BIOFREEDOM: Polymer-Free Biolimus Stent Reduces Late Lumen Loss Compared With Taxus

September 28, 2010

September 27, 2010 (Washington, DC) — A polymer-free drug-eluting stent performed as well as a first-generation paclitaxel-eluting stent in a head-to-head comparison in patients with coronary artery disease, according to the results of a new study. After one year, the novel biolimus A9-eluting stent was statistically noninferior to the paclitaxel-eluting stent in terms of in-stent late lumen loss and trending toward superiority, report investigators.

Presenting the results of the first-in-human BIOFREEDOM study during the late-breaking clinical-trials session at TCT 2010, Dr Eberhard Grube (International Heart Center, Essen, Germany) said the surface of the stent has been modified to hold the limus drug in the stent's abluminal surface structures, "the hypothesis being that the polymer-free drug release might reduce late events caused by a polymer stent coating."

The hope, he continued, is that the polymer-free biolimus A9-eluting stent can reduce late adverse events attributed to the polymer, such as stent thrombosis, and potentially reduce the duration of dual antiplatelet therapy.


To test the hypothesis, the researchers randomized two cohorts to receive one of two biolimus-eluting stents that contained a standard dose of the limus drug or a lower dose, as well as to treatment with the paclitaxel-eluting stent (Taxus Liberté, Boston Scientific). Of these 182 patients within the two cohorts, 75 patients were followed for four months (cohort 1) before undergoing follow-up angiography and 107 patients were followed for 12 months (cohort 2) before undergoing angiography. All patients had symptomatic ischemic heart disease, with diseased native coronary arteries ranging in diameter from >2.25 mm to <3.0 mm.

Presenting the 12-month data last week, Grube reported that in-stent late lumen loss was statistically equivalent in all three groups: 0.17 mm among patients treated with the standard limus dose (15.6 µg/per mm of stent length), 0.22 mm for the low-dose biolimus A9-eluting arm (7.8 µg/per mm of stent length), and 0.35 mm for those treated with the Taxus stent (p=0.001 for noninferiority).
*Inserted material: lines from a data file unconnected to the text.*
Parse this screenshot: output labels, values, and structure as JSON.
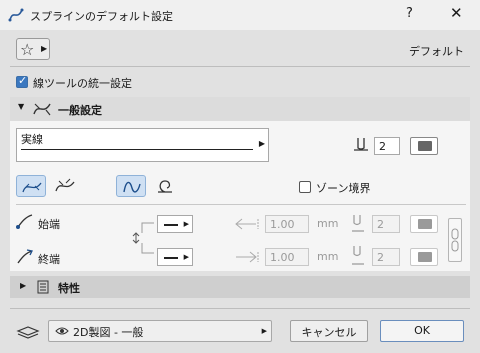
{
  "window": {
    "title": "スプラインのデフォルト設定",
    "help": "?",
    "close": "✕"
  },
  "favorites": {
    "label": "デフォルト"
  },
  "unify": {
    "label": "線ツールの統一設定"
  },
  "general": {
    "header": "一般設定",
    "line_type_name": "実線",
    "pen_number": "2",
    "zone_boundary_label": "ゾーン境界"
  },
  "ends": {
    "start_label": "始端",
    "end_label": "終端",
    "start_size": "1.00",
    "end_size": "1.00",
    "unit": "mm",
    "start_pen": "2",
    "end_pen": "2"
  },
  "properties": {
    "header": "特性"
  },
  "footer": {
    "layer": "2D製図 - 一般",
    "cancel_label": "キャンセル",
    "ok_label": "OK"
  }
}
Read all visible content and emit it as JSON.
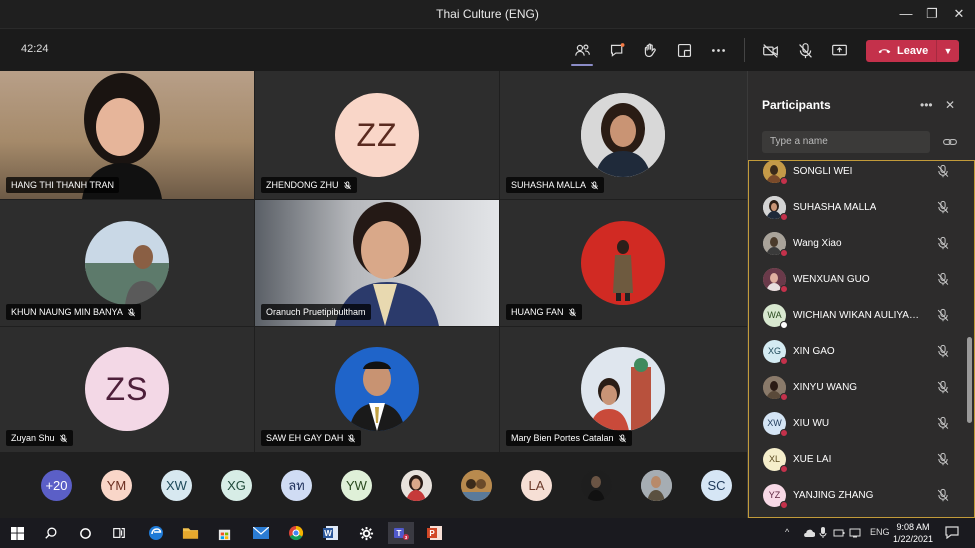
{
  "window": {
    "title": "Thai Culture (ENG)"
  },
  "meeting": {
    "timer": "42:24",
    "leave_label": "Leave"
  },
  "tiles": [
    {
      "name": "HANG THI THANH TRAN",
      "kind": "video"
    },
    {
      "name": "ZHENDONG ZHU",
      "kind": "initials",
      "initials": "ZZ",
      "color": "#f9d6c8"
    },
    {
      "name": "SUHASHA MALLA",
      "kind": "photo"
    },
    {
      "name": "KHUN NAUNG MIN BANYA",
      "kind": "photo"
    },
    {
      "name": "Oranuch Pruetipibultham",
      "kind": "video"
    },
    {
      "name": "HUANG FAN",
      "kind": "photo"
    },
    {
      "name": "Zuyan Shu",
      "kind": "initials",
      "initials": "ZS",
      "color": "#f3d8e6"
    },
    {
      "name": "SAW EH GAY DAH",
      "kind": "photo"
    },
    {
      "name": "Mary Bien Portes Catalan",
      "kind": "photo"
    }
  ],
  "strip": [
    {
      "label": "+20",
      "color": "#5b5fc7",
      "text_color": "#ffffff"
    },
    {
      "label": "YM",
      "color": "#f9d6c8"
    },
    {
      "label": "XW",
      "color": "#d7e8f0"
    },
    {
      "label": "XG",
      "color": "#d7ede6"
    },
    {
      "label": "ลท",
      "color": "#d0dcf4"
    },
    {
      "label": "YW",
      "color": "#dff0d8"
    },
    {
      "label": "",
      "photo": true
    },
    {
      "label": "",
      "photo": true
    },
    {
      "label": "LA",
      "color": "#f6dfd5"
    },
    {
      "label": "",
      "photo": true
    },
    {
      "label": "",
      "photo": true
    },
    {
      "label": "SC",
      "color": "#d6e6f5"
    }
  ],
  "participants_panel": {
    "title": "Participants",
    "search_placeholder": "Type a name",
    "participants": [
      {
        "name": "SONGLI WEI",
        "photo": true
      },
      {
        "name": "SUHASHA MALLA",
        "photo": true
      },
      {
        "name": "Wang Xiao",
        "photo": true
      },
      {
        "name": "WENXUAN GUO",
        "photo": true
      },
      {
        "name": "WICHIAN WIKAN AULIYANTA...",
        "initials": "WA",
        "color": "#d8e8d0",
        "dot": "white"
      },
      {
        "name": "XIN GAO",
        "initials": "XG",
        "color": "#d4ebf2"
      },
      {
        "name": "XINYU WANG",
        "photo": true
      },
      {
        "name": "XIU WU",
        "initials": "XW",
        "color": "#d5e5f5"
      },
      {
        "name": "XUE LAI",
        "initials": "XL",
        "color": "#f5eecb"
      },
      {
        "name": "YANJING ZHANG",
        "initials": "YZ",
        "color": "#f8d9e6"
      }
    ]
  },
  "taskbar": {
    "language": "ENG",
    "time": "9:08 AM",
    "date": "1/22/2021"
  }
}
There was no difference in 12-month rates of major adverse cardiac events (MACE), a composite that included all-cause mortality, emergent bypass surgery, or target lesion revascularization, and no reported cases of early or late stent thrombosis.

Speaking during the late-breaking clinical-trials panel discussion, Dr John Ormiston (Auckland City Hospital, New Zealand) said the hope with the polymer-free drug-eluting stent is a reduction in stent thrombosis, shorter duration of dual antiplatelet platelet, and a reduction in risk when dual therapy is stopped. He noted that the limus drug was already shown to be effective in the Limus Eluted from a Durable versus Erodable Stent Coating (LEADERS) trial. In that trial, the novel stent platform included a sirolimus analog eluted from a biodegradable polymer and was shown to be noninferior to the permanent-polymer sirolimus-eluting stent in terms of the primary end point of cardiac death, MI, and target-vessel revascularization.

Dr David Kandzari (Piedmont Heart Institute, Atlanta, GA) called the polymer-free biolimus A9-eluting stent a third-generation stent, coming as it did after the stent with biodegradable polymer and after the earlier first-generation stents. Important next steps, he said, will be the reproducibility of the stent's performance in larger populations and the durability of the results over time. Both Kandzari and Ormiston noted that late lumen loss basically doubled from four months--when cohort 1 underwent coronary angiography--to one year. At four months, in this cohort of 75 patients, late lumen loss in the standard- and low-dose stent arms was 0.08 mm and 0.12 mm, respectively.

"It's noticeable that the directional changes, roughly a doubling of late loss, are observed independent of dose in this particular study," said Kandzari.

Grube reports consulting for Boston Scientific, Cordis, Abbott Vascular, Mitralign, Claret, Embrella, Biosensors, Medtronic, and CoreValve and holding stock in Direct Flow Medical, Mitralign, Claret, Embrella, Biosensors, Medtronic, CoreValve, and Sadra Medical. Kandzari reports research support from Cordis and consulting fees from Cordis, Abbott Vascular, AngioScore, and Medtronic. Ormiston reports consulting for Boston Scientific and Abbott Vascular.